Social control, adalah bahwa mahasiswa merupakan pengontrol sosial. Mahasiswa harus mampu mengawal dan mengontrol jalannya pemerintahan, mahasiswa harus mampu mengawasi dan mengamati perilaku sosial masyarakat. Mahasiswa memiliki peranan penting tatkala pemerintah tidak lagi pada rel yang sebenarnya, tatkala budaya di masyarakat telah melenceng pada garis yang semestinya, dan tatkala budaya yang sejatinya akan merusak tatanan kehidupan bermasyarakat malah menjadi sesuatu yang tumbuh subur di masyarakat. Maka mahasiswa mempunyai peran penting dalam pengontrolan dan pengawalan itu semua.

Iron stock. Mahasiswa adalah calon penerus estafet kepemimpinan bangsa. Mahasiswa tidak akan selamanya duduk dan bergumulan dengan dunia kampus, mereka akan keluar dari sarang mereka untuk bekerja langsung di lapangan. Maka benar-benar mahasiswa harus menyiapkan dirinya dengan tidak hanya menjadi seorang akademisi semata, tetapi juga seorang organisatoris yang tentu sebagai bekal menjalankan kepemimpinan bangsa. Sehingga tak berlebihan jika orang mengatakan bahwa, bagaimana bangsa ini di masa yang akan datang adalah bagaimana kaum mudanya dimasa sekarang. Bagaimana mahasiswa sekarang, adalah merupakan cerminan bagaimana nasib Indonesia di masa-masa akan datang.

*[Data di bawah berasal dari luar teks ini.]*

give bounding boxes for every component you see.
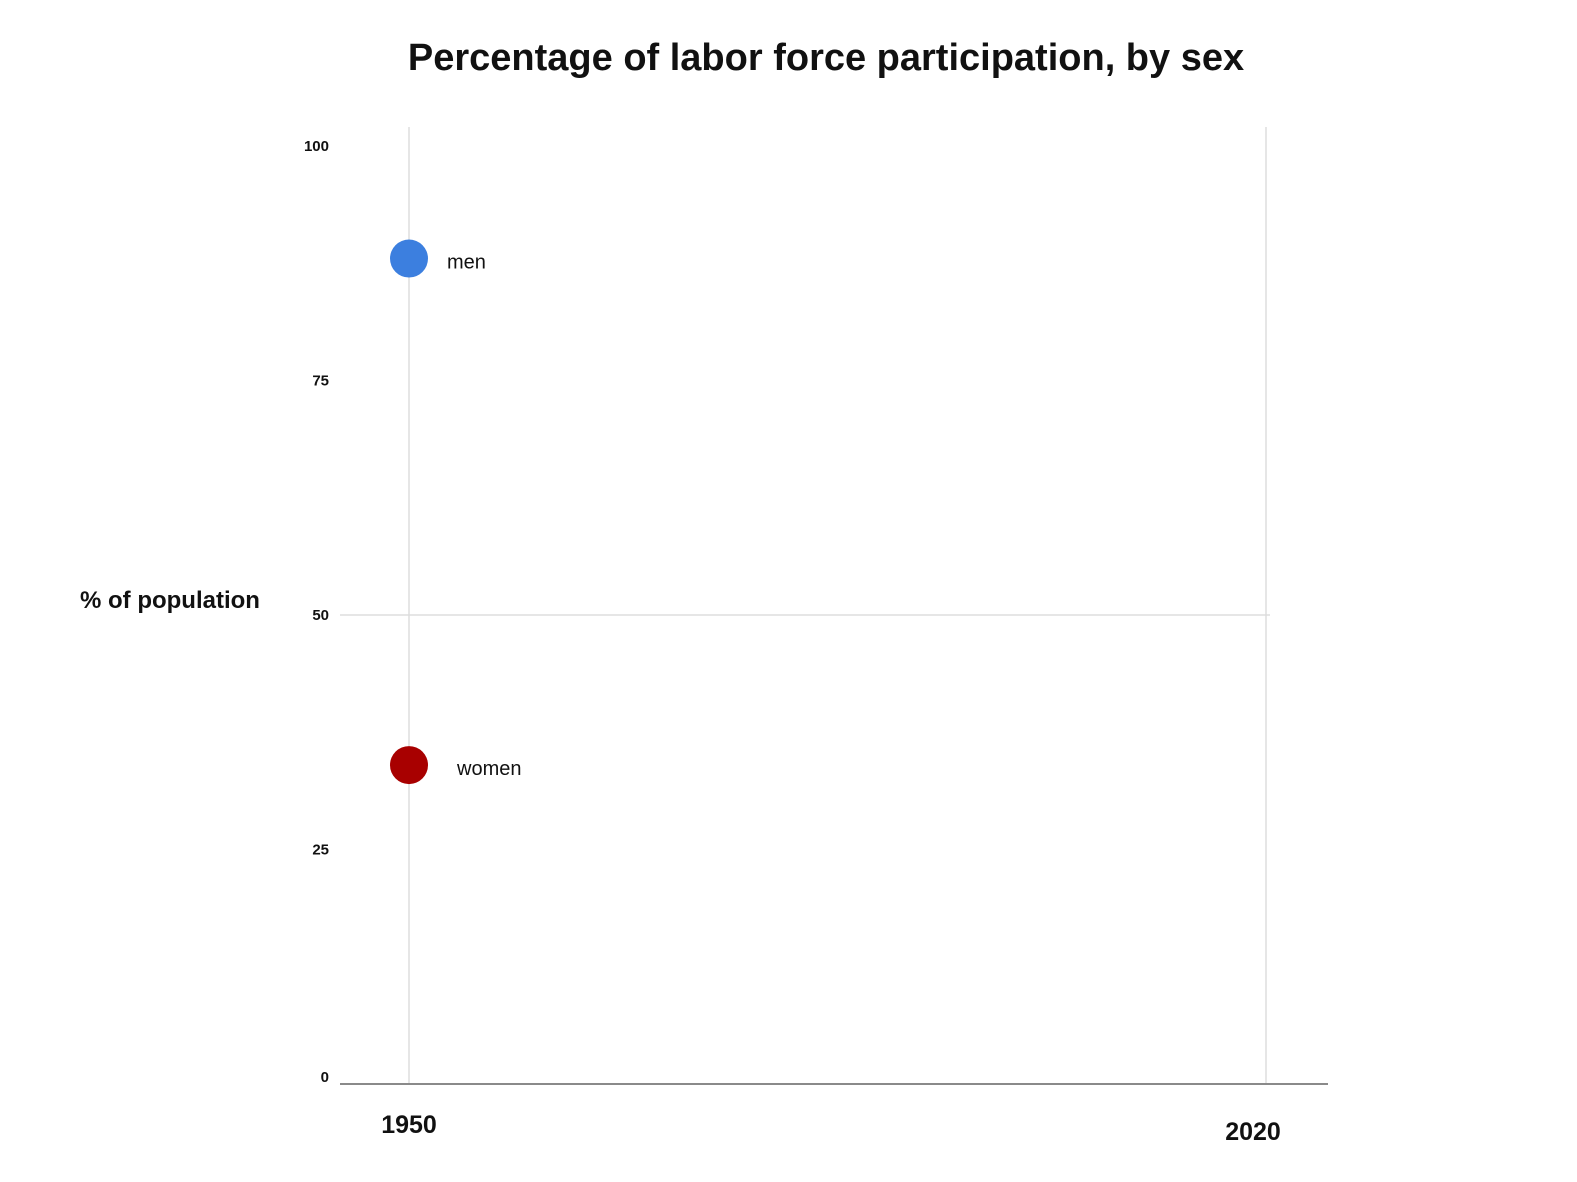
y-tick-label-0: 0 [321, 1069, 329, 1086]
data-label-women: women [456, 758, 521, 780]
y-tick-label-100: 100 [304, 138, 329, 155]
data-points: men women [390, 239, 521, 785]
y-tick-label-75: 75 [312, 373, 329, 390]
chart-title: Percentage of labor force participation,… [408, 37, 1244, 79]
x-tick-labels: 1950 2020 [381, 1111, 1281, 1146]
x-tick-label-2020: 2020 [1225, 1118, 1281, 1146]
y-tick-label-50: 50 [312, 607, 329, 624]
data-point-men [390, 239, 428, 278]
y-tick-labels: 0 25 50 75 100 [304, 138, 329, 1086]
data-point-women [390, 746, 428, 785]
data-label-men: men [447, 252, 486, 274]
y-axis-label: % of population [80, 587, 260, 614]
x-tick-label-1950: 1950 [381, 1111, 437, 1139]
grid-lines [340, 127, 1270, 1084]
y-tick-label-25: 25 [312, 842, 329, 859]
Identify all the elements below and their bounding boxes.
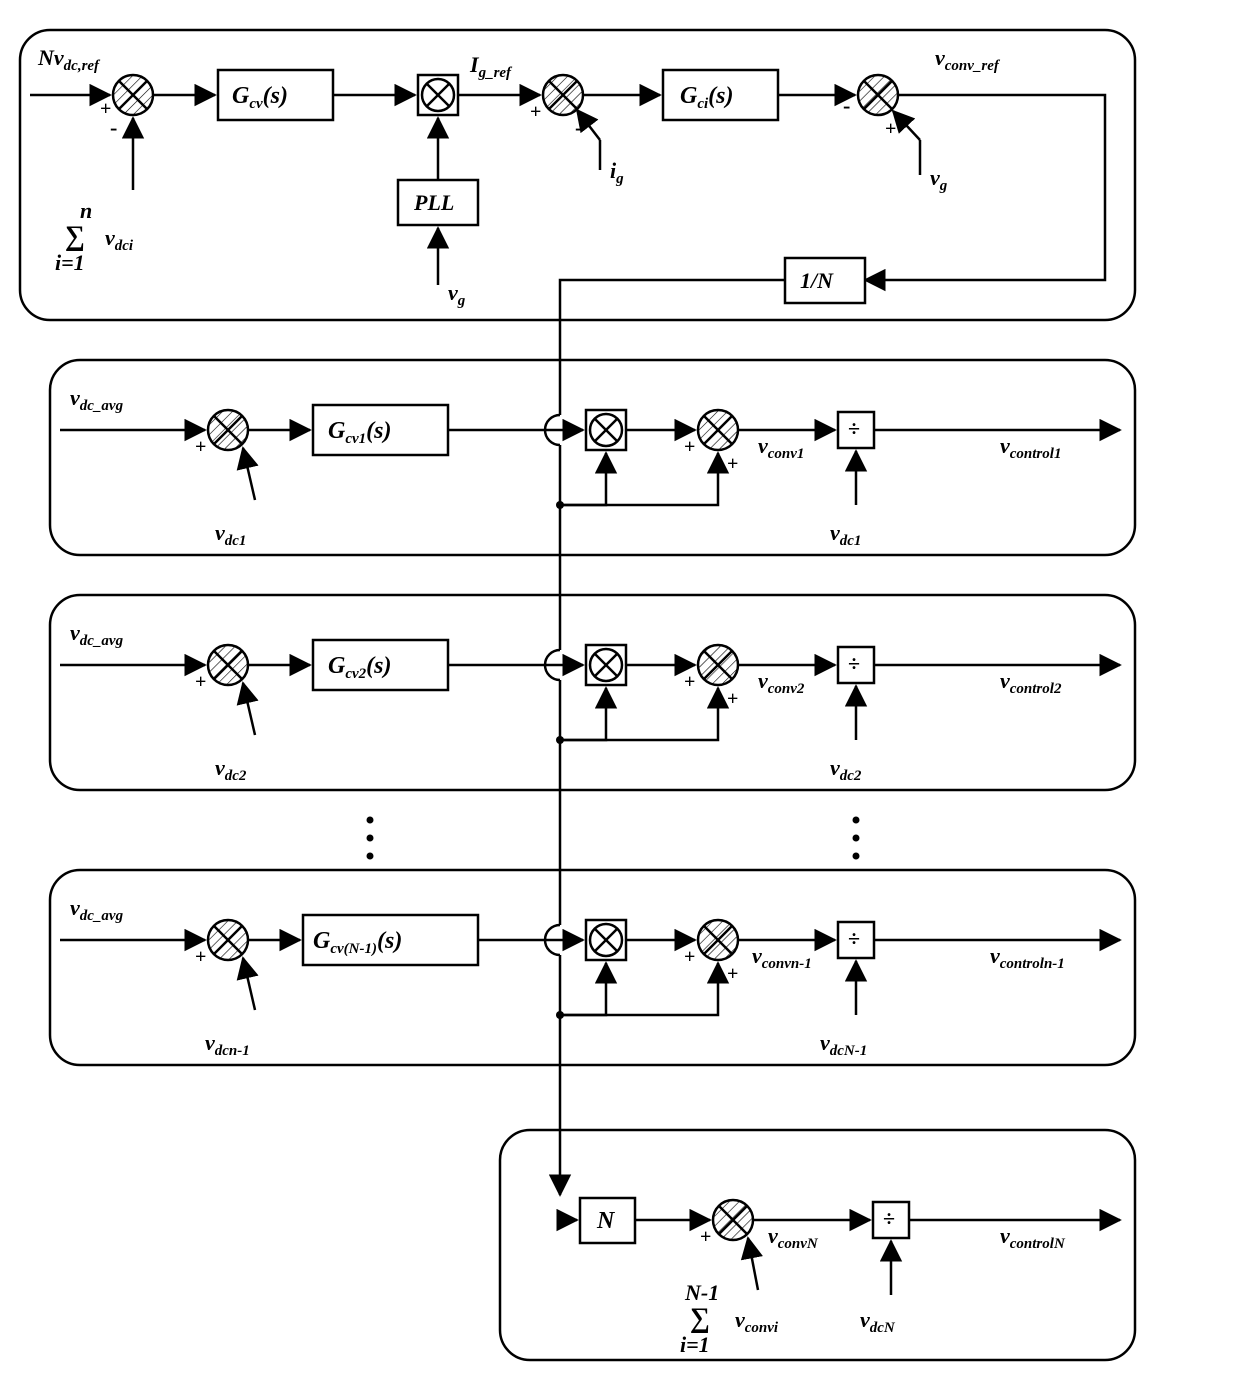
svg-text:+: + [530, 101, 541, 123]
svg-text:÷: ÷ [883, 1206, 895, 1231]
svg-text:÷: ÷ [848, 651, 860, 676]
svg-text:vcontrolN: vcontrolN [1000, 1223, 1066, 1252]
label-vg-pll: vg [448, 280, 466, 309]
svg-text:vdc_avg: vdc_avg [70, 385, 124, 414]
label-vconvref: vconv_ref [935, 45, 1001, 74]
svg-text:+: + [684, 671, 695, 693]
svg-text:vconv2: vconv2 [758, 668, 805, 697]
module-2: vdc_avg + - vdc2 Gcv2(s) + + [50, 595, 1135, 790]
label-ig: ig [610, 158, 624, 187]
svg-text:+: + [700, 1226, 711, 1248]
svg-text:vcontrol1: vcontrol1 [1000, 433, 1061, 462]
svg-text:÷: ÷ [848, 416, 860, 441]
control-block-diagram: Nvdc,ref + - n ∑ i=1 vdci Gcv(s) PLL vg … [0, 0, 1240, 1399]
svg-text:+: + [727, 963, 738, 985]
sum2-top [543, 75, 583, 115]
svg-text:vdcN: vdcN [860, 1307, 896, 1336]
svg-text:+: + [727, 453, 738, 475]
svg-text:vconv1: vconv1 [758, 433, 804, 462]
svg-text:vconvn-1: vconvn-1 [752, 943, 812, 972]
label-vg-sum3: vg [930, 165, 948, 194]
svg-text:vconvi: vconvi [735, 1307, 779, 1336]
svg-text:vdci: vdci [105, 225, 134, 254]
svg-text:-: - [843, 93, 850, 118]
svg-text:vcontrol2: vcontrol2 [1000, 668, 1062, 697]
svg-text:+: + [195, 436, 206, 458]
svg-text:i=1: i=1 [55, 250, 85, 275]
svg-text:i=1: i=1 [680, 1332, 710, 1357]
svg-text:+: + [684, 946, 695, 968]
svg-text:÷: ÷ [848, 926, 860, 951]
svg-text:-: - [110, 115, 117, 140]
svg-text:+: + [727, 688, 738, 710]
svg-text:vdc1: vdc1 [830, 520, 861, 549]
svg-text:N: N [596, 1208, 616, 1234]
sum1 [113, 75, 153, 115]
svg-text:vdcn-1: vdcn-1 [205, 1030, 250, 1059]
sum3-top [858, 75, 898, 115]
svg-text:N-1: N-1 [684, 1280, 719, 1305]
svg-text:+: + [684, 436, 695, 458]
svg-text:vcontroln-1: vcontroln-1 [990, 943, 1065, 972]
svg-text:vdc2: vdc2 [215, 755, 247, 784]
label-nvdcref: Nvdc,ref [37, 45, 101, 74]
svg-text:vdc2: vdc2 [830, 755, 862, 784]
svg-text:vdc_avg: vdc_avg [70, 620, 124, 649]
svg-text:+: + [885, 118, 896, 140]
sigma-top: ∑ [65, 221, 85, 252]
svg-text:vdc1: vdc1 [215, 520, 246, 549]
svg-text:-: - [575, 115, 582, 140]
label-igref: Ig_ref [469, 52, 513, 81]
svg-text:vdc_avg: vdc_avg [70, 895, 124, 924]
svg-text:+: + [195, 671, 206, 693]
svg-text:vconvN: vconvN [768, 1223, 819, 1252]
svg-text:∑: ∑ [690, 1303, 710, 1334]
svg-text:+: + [195, 946, 206, 968]
block-pll: PLL [413, 190, 454, 215]
module-n-1: vdc_avg + - vdcn-1 Gcv(N-1)(s) + + [50, 870, 1135, 1065]
module-1: vdc_avg + - vdc1 Gcv1(s) + + [50, 360, 1135, 555]
label-n: n [80, 198, 92, 223]
svg-text:vdcN-1: vdcN-1 [820, 1030, 867, 1059]
block-1overN: 1/N [800, 268, 834, 293]
module-n: N + - N-1 ∑ i=1 vconvi vconvN ÷ vdcN vco… [500, 1130, 1135, 1360]
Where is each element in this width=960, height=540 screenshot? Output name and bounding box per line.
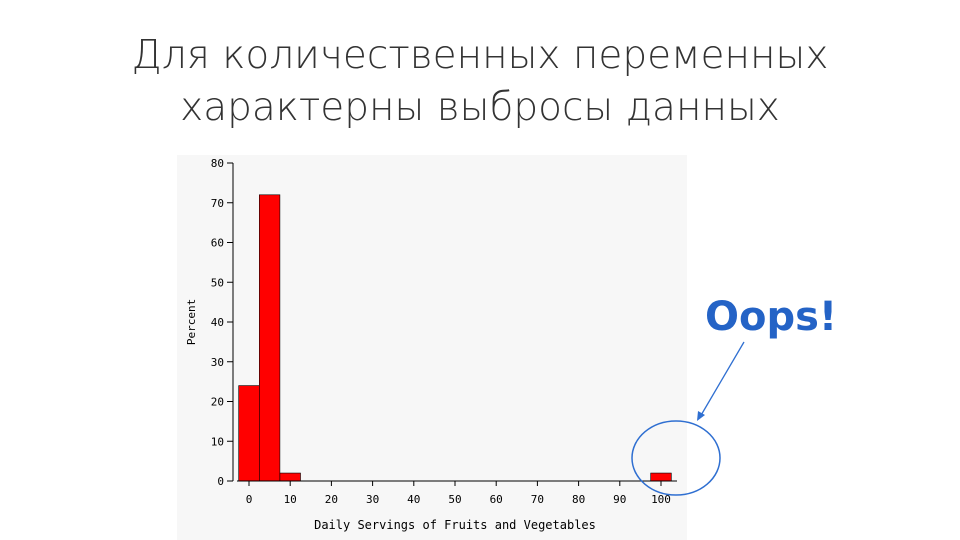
oops-callout: Oops!	[705, 294, 838, 340]
y-tick-label: 70	[211, 197, 224, 210]
histogram-bar	[650, 472, 672, 482]
x-axis-label: Daily Servings of Fruits and Vegetables	[314, 518, 596, 532]
histogram-bar	[259, 194, 281, 482]
y-tick-label: 10	[211, 435, 224, 448]
histogram-bar	[279, 472, 301, 482]
y-tick-label: 30	[211, 356, 224, 369]
y-tick-label: 50	[211, 276, 224, 289]
bars-group	[238, 194, 672, 482]
y-tick-label: 40	[211, 316, 224, 329]
x-axis: 0 10 20 30 40 50 60 70 80 90 100	[246, 481, 671, 506]
histogram-bar	[238, 385, 260, 482]
y-tick-label: 60	[211, 237, 224, 250]
x-tick-label: 80	[572, 493, 585, 506]
y-axis-label: Percent	[185, 299, 198, 345]
x-tick-label: 30	[366, 493, 379, 506]
histogram-panel: 0 10 20 30 40 50 60 70 80 0 10 20 30 40 50 60 70 80 90 100…	[177, 155, 687, 540]
title-line-2: характерны выбросы данных	[180, 85, 780, 130]
x-tick-label: 90	[613, 493, 626, 506]
y-tick-label: 20	[211, 396, 224, 409]
x-tick-label: 70	[531, 493, 544, 506]
y-tick-label: 0	[217, 475, 224, 488]
x-tick-label: 50	[448, 493, 461, 506]
x-tick-label: 40	[407, 493, 420, 506]
x-tick-label: 0	[246, 493, 253, 506]
callout-arrowhead	[697, 411, 705, 421]
x-tick-label: 10	[284, 493, 297, 506]
y-tick-label: 80	[211, 157, 224, 170]
title-line-1: Для количественных переменных	[131, 33, 829, 78]
histogram-chart: 0 10 20 30 40 50 60 70 80 0 10 20 30 40 50 60 70 80 90 100…	[185, 157, 677, 532]
x-tick-label: 60	[490, 493, 503, 506]
x-tick-label: 100	[651, 493, 671, 506]
callout-arrow-line	[699, 341, 745, 418]
x-tick-label: 20	[325, 493, 338, 506]
slide-title: Для количественных переменных характерны…	[80, 30, 880, 134]
y-axis: 0 10 20 30 40 50 60 70 80	[211, 157, 233, 488]
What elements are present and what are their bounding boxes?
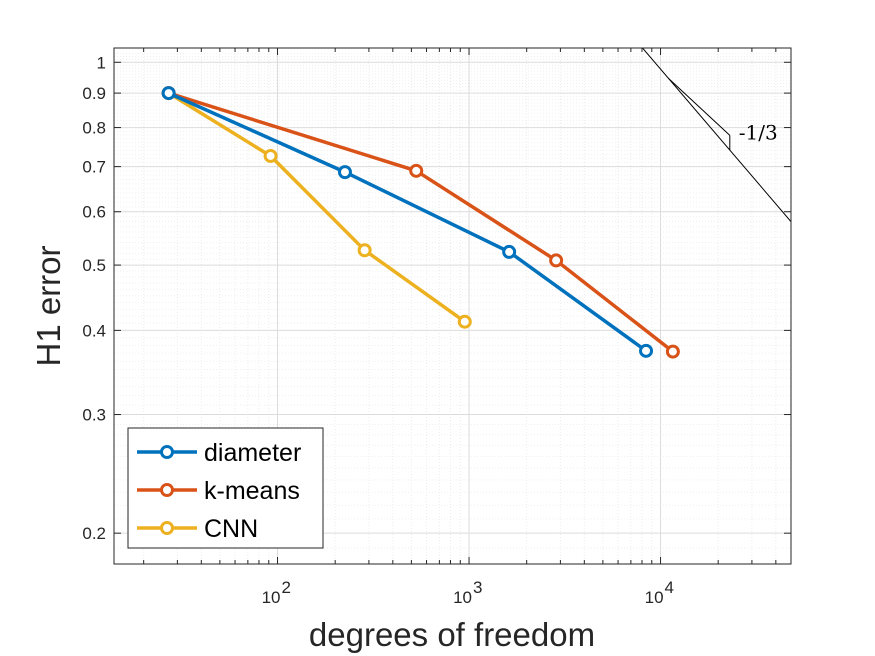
y-tick-label: 0.7 bbox=[82, 158, 106, 177]
minor-grid bbox=[114, 48, 791, 564]
plot-frame bbox=[113, 47, 792, 565]
series-line-CNN bbox=[167, 91, 466, 324]
legend-label-diameter: diameter bbox=[204, 439, 301, 467]
data-point-CNN bbox=[457, 314, 472, 329]
y-tick-label: 0.8 bbox=[82, 119, 106, 138]
slope-label: -1/3 bbox=[739, 121, 778, 145]
x-tick-exponent: 3 bbox=[473, 578, 482, 597]
legend-label-CNN: CNN bbox=[204, 515, 258, 543]
data-point-k-means bbox=[665, 344, 680, 359]
data-point-diameter bbox=[502, 244, 517, 259]
x-tick-label: 10 bbox=[453, 588, 472, 607]
data-point-diameter bbox=[161, 86, 176, 101]
series-layer bbox=[161, 86, 680, 359]
series-line-k-means bbox=[168, 91, 674, 353]
y-tick-label: 0.6 bbox=[82, 203, 106, 222]
data-point-diameter bbox=[337, 165, 352, 180]
y-tick-label: 0.2 bbox=[82, 524, 106, 543]
y-axis-label: H1 error bbox=[30, 245, 67, 366]
data-point-k-means bbox=[409, 163, 424, 178]
data-point-k-means bbox=[549, 253, 564, 268]
slope-triangle-horizontal bbox=[668, 77, 731, 136]
x-tick-exponent: 2 bbox=[282, 578, 291, 597]
legend-label-k-means: k-means bbox=[204, 477, 300, 505]
data-point-CNN bbox=[357, 243, 372, 258]
y-tick-label: 0.9 bbox=[82, 84, 106, 103]
legend: diameter k-means CNN bbox=[127, 427, 324, 549]
x-tick-label: 10 bbox=[645, 588, 664, 607]
y-tick-label: 1 bbox=[97, 53, 106, 72]
series-diameter bbox=[161, 86, 654, 358]
series-line-diameter bbox=[167, 91, 648, 353]
x-tick-exponent: 4 bbox=[665, 578, 674, 597]
data-point-CNN bbox=[263, 148, 278, 163]
legend-marker-k-means bbox=[160, 483, 174, 497]
slope-reference-line bbox=[641, 48, 791, 222]
legend-marker-CNN bbox=[160, 521, 174, 535]
data-point-diameter bbox=[639, 343, 654, 358]
y-tick-label: 0.4 bbox=[82, 321, 106, 340]
slope-annotation bbox=[641, 48, 791, 222]
x-tick-label: 10 bbox=[262, 588, 281, 607]
x-axis-label: degrees of freedom bbox=[309, 616, 595, 653]
y-tick-label: 0.5 bbox=[82, 256, 106, 275]
y-tick-label: 0.3 bbox=[82, 406, 106, 425]
legend-marker-diameter bbox=[160, 445, 174, 459]
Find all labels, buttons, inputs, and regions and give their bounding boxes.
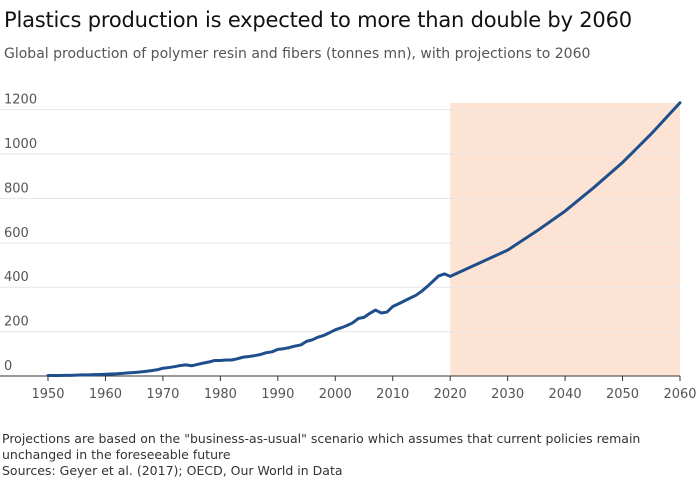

Peran-peran penting itu tentu tidak akan mungkin bisa dilaksanakan oleh mahasiswa yang bermental kanak-kanak atau mahasiswa yang justru tidak layak disebut mahasiswa. Saya hanya ingin mengatakan bahwa kegiatan OPAK yang menjadikan mahasiswa baru sebagai korban perploncoan, yang salah satu bentuk bahkan simbol dari perploncoan itu adalah atribut-atribut layaknya (maaf) orang sinting yang diwajibkan untuk dipakai oleh para Mahasiswa baru. Merupakan kegagalan awal dalam mendidik mahasiswa baru untuk benar-benar menjadi kelompok masyarakat intelektual yang sadar dan tersadarkan.

Menghilangkan asumsi salah

Semestinya "Buku Hijau" yang merupakan BUKU PEDOMAN yang resmi dari Dirjend didesain dengan lebih baik. Harus singkron antara isi yang ada di dalam BUKU PEDOMAN itu dengan pesan yang dapat diterima dari gambar pada cover depannya. Hal ini penting untuk mencegah munculnya asumsi-asumsi salah bahwa  budaya penggunaan atribut-atribut aneh itu adalah tidak menjadi masalah untuk dilestarikan pada kegiatan OPAK.

Pembenahan pada kegiatan OPAK adalah harus dimulai dari hal-hal yang mungkin dianggap kecil ini. Sebab hal ini justru akan berpengaruh terhadap pembangunan mental seorang mahasiswa baru sejak awal. Jangan lagi OPAK hanya sebagai ajang perploncoan dan hura-hura yang sangat tidak mendidik dan justru outputnya adalah mahasiswa-mahasiswa yang tidak siap menjadi mahasiswa itu sendiri.